Netherlandish technique Oil painting first developed in a distinct form in the Netherlands and Germanic lands during the 14th century, and with van Eyck attained a brilliance that led to the belief that he possessed some secret process. His method, and the Netherlandish method in general, was to paint transparently on a white gesso ground, the picture being smoothly finished piece by piece, with a luminous enamel-like result. The method was taken up in Italy, Antonello da Messina being a pioneer.

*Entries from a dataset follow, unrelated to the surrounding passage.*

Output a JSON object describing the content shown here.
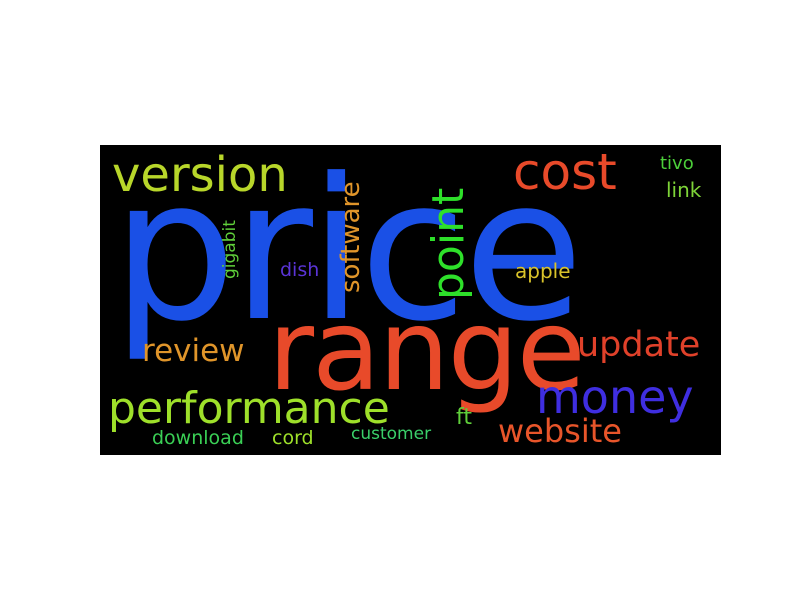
{
  "word_cloud": {
    "background": "#000000",
    "words": {
      "price": {
        "text": "price",
        "color": "#1a50e6"
      },
      "range": {
        "text": "range",
        "color": "#e84a2a"
      },
      "version": {
        "text": "version",
        "color": "#b8d62a"
      },
      "cost": {
        "text": "cost",
        "color": "#e84a2a"
      },
      "tivo": {
        "text": "tivo",
        "color": "#4ccf3a"
      },
      "link": {
        "text": "link",
        "color": "#7ed438"
      },
      "gigabit": {
        "text": "gigabit",
        "color": "#5fcf3a"
      },
      "software": {
        "text": "software",
        "color": "#e0952a"
      },
      "point": {
        "text": "point",
        "color": "#2ee02a"
      },
      "dish": {
        "text": "dish",
        "color": "#5a34d6"
      },
      "apple": {
        "text": "apple",
        "color": "#d9c32a"
      },
      "update": {
        "text": "update",
        "color": "#e0412a"
      },
      "review": {
        "text": "review",
        "color": "#e0952a"
      },
      "money": {
        "text": "money",
        "color": "#3f2ee0"
      },
      "performance": {
        "text": "performance",
        "color": "#9ee02a"
      },
      "ft": {
        "text": "ft",
        "color": "#5fcf3a"
      },
      "website": {
        "text": "website",
        "color": "#e8552a"
      },
      "download": {
        "text": "download",
        "color": "#3acf55"
      },
      "cord": {
        "text": "cord",
        "color": "#9ee02a"
      },
      "customer": {
        "text": "customer",
        "color": "#3acf6a"
      }
    }
  }
}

Renaissance techniques In Venice, Giovanni Bellini rivalled the brilliance of Flemish technique. A combination of a tempera underpainting with a final glaze of oil colour was a Renaissance technique used by Michelangelo. In the 16th and 17th centuries there was a further development of technique, and a desire to obtain greater depth and three-dimensional effect. The transparent method, still in essence that of the tempera painter, was replaced by a more elaborate process. The picture was first painted in monochrome, and on this basis the light parts were painted with thick opaque colour, the shadows being painted thinly. Successive glazes of transparent colour gave richness. The new phase of oil painting flourished in Venice, and Titian represents its perfection. Rembrandt, Rubens, and Velázquez give individual variants of what may be called the classic method.
Modern techniques A decisive change came with the 19th century, when painters such as the Impressionists abandoned the old-master process of building up a picture in stages, in favour of a direct mode of painting. In part this was due to the practice of painting from nature, which made swiftness of achievement necessary.
Oil painting has remained particularly responsive to individual treatment. For instance, the later work of Paul Cézanne, with its application of transparent colour (almost like watercolour) to represent delicate modifications of light on the form of an object, can be contrasted with the heavily loaded paint of Vincent van Gogh, who used the medium with an emotional violence.